Emerging Technologies:
Toshio Iwai is working with Yamaha to develop an LED matrix musical instrument. This would be exciting, had I not seen a local IDM artist using a similar custom built device only a few weeks ago. The most infuriating thing about Iwai’s music technology is the relentlessly saccharine sweetness of the computer tones. Such an instrument could, of course, be made to produce more sophisticated sounds, but Iwai’s music will still remain immature. Tenori-on
moo-pong is a handheld device that makes horrible noise. You look through the scope to see images that have been captured with some device. I don’t know?
The Briggita Zics installation of MIRROR_SPACE was incomprehensible.
Victoria Fang’s The Living Room was a fun interactive mystery. Three rolling displays have to be positioned correctly on the floor (using RFID sensors) to activate video sequences. This is a rare installation that successfully combines a sophisticated interface with cinematic content in a compelling way.

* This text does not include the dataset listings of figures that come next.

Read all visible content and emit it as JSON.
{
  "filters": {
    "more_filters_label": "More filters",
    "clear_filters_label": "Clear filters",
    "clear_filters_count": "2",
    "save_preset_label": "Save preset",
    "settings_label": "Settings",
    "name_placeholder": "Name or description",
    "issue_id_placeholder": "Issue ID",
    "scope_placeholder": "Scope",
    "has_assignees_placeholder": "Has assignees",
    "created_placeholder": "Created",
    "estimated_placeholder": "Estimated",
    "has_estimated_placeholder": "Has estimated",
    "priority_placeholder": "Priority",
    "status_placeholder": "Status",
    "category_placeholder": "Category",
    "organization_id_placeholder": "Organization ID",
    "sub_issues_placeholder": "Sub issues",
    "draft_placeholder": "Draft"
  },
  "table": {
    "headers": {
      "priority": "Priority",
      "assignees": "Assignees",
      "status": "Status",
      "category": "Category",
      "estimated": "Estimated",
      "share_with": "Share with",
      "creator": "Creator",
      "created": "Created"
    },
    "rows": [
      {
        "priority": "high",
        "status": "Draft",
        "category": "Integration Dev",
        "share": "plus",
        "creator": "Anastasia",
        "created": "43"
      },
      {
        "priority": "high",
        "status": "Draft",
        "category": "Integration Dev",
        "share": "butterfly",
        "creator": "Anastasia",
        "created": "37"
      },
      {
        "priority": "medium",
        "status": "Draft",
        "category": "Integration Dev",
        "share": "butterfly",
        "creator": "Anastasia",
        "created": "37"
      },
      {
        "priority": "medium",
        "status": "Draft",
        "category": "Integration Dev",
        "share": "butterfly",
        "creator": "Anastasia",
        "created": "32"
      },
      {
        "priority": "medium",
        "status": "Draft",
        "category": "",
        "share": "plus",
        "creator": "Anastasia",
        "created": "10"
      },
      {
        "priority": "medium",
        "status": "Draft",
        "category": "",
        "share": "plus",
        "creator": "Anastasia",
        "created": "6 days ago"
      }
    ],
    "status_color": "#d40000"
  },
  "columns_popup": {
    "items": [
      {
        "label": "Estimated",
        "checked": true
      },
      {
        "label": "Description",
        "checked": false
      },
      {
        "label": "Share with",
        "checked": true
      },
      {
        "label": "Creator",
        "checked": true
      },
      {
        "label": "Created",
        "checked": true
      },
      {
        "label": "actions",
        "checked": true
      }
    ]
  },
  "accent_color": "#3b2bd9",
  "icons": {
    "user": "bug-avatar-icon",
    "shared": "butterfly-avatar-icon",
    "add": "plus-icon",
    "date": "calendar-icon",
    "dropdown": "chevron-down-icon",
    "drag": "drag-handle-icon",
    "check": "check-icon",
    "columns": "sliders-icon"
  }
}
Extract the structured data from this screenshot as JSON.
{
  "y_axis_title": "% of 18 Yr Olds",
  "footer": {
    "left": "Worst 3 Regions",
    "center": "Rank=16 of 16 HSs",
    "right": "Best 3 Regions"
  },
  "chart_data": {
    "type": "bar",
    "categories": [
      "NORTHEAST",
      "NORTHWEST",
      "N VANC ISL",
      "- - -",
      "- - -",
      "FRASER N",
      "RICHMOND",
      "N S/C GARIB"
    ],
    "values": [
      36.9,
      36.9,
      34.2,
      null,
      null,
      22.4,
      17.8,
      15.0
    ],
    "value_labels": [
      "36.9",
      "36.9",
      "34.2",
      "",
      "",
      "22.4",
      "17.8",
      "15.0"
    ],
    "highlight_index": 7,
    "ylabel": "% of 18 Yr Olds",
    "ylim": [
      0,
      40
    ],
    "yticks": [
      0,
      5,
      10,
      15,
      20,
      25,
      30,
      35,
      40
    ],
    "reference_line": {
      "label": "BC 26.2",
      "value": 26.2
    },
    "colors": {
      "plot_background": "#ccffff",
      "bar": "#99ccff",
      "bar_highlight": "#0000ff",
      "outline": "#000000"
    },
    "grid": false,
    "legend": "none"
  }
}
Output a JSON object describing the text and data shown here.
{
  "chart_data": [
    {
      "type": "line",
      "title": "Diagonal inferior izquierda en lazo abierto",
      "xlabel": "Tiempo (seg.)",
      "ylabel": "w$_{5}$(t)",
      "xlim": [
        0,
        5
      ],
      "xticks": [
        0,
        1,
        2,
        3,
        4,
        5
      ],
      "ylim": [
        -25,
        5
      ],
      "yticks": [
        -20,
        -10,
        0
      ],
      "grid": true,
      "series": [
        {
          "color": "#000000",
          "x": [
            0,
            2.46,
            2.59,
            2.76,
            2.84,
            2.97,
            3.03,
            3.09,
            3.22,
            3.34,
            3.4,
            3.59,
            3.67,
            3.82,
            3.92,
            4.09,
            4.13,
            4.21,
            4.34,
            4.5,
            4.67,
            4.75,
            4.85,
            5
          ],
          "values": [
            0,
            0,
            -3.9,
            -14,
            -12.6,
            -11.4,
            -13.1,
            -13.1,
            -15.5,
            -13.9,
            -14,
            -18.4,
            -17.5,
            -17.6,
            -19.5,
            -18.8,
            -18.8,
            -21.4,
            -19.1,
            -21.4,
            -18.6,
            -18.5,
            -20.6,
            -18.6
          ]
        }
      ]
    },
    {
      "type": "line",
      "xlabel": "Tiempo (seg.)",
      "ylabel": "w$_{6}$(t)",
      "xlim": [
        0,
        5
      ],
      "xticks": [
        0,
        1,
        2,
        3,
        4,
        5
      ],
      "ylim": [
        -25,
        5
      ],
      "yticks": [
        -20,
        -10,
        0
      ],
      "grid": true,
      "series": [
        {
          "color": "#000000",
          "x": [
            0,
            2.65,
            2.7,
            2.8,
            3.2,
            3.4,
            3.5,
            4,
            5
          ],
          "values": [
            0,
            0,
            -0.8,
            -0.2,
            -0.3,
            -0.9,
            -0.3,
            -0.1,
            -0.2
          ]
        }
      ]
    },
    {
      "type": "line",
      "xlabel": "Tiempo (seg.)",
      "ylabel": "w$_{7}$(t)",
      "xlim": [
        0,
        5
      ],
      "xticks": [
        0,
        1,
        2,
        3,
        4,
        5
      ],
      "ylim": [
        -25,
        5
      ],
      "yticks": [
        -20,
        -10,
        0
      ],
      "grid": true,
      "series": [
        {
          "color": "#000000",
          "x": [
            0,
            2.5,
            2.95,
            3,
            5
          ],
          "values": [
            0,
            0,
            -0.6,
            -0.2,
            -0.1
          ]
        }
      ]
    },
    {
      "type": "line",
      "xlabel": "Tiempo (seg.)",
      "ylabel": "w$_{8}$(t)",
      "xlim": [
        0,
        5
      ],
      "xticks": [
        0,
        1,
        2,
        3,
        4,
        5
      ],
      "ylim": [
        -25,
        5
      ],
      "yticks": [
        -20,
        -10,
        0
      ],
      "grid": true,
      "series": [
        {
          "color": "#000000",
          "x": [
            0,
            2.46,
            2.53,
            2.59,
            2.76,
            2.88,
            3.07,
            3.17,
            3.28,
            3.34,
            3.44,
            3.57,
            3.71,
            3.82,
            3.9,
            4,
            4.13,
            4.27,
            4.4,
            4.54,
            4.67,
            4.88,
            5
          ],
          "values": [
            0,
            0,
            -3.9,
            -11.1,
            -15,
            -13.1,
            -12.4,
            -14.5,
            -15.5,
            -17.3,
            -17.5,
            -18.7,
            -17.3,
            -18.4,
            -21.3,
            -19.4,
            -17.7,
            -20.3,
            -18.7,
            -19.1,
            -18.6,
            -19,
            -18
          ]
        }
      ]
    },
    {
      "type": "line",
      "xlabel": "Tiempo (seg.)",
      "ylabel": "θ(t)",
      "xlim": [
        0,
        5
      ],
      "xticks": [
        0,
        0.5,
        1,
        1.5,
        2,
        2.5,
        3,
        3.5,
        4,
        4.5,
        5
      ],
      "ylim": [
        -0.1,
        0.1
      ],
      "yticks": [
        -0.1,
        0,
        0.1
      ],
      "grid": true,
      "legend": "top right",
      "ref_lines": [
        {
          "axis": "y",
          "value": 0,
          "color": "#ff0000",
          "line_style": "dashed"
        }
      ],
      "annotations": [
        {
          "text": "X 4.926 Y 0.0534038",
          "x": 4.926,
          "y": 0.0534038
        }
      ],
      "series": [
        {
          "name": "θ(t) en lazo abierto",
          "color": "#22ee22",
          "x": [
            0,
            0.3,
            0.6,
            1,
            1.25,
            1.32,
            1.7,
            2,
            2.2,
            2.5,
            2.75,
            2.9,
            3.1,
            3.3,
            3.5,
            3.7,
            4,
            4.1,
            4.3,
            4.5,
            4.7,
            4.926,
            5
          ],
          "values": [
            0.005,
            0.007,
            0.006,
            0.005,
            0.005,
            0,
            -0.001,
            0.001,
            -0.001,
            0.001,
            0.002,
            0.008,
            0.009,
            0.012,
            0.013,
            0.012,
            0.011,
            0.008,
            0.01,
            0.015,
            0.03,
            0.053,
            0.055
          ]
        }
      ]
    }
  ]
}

Thursday morning I went to the DART :
The Designer’s Augmented Reality Toolkit
Birds of a Feather meeting. The ARToolkit is primarily designed for marker tracking — those little black and white squares or circles that look like weird bar codes — but the DART folks are more involved with InterSense trackers. They’ve made an “easy to use” Xtra for Director, with the goal of making it easier to produce augmented reality content, which is otherwise a cumbersome task, i.e. requires decent programmers to implement. Director users also need a minimum of programming skills, but it is a little more forgiving.
To Summarize
While not completely stale, the offerings of this year’s SIGGRAPH were a continued echo of previous conferences. Next year’s show is in Boston, so unless something momentous happens it will be two years until my next pilgrimage.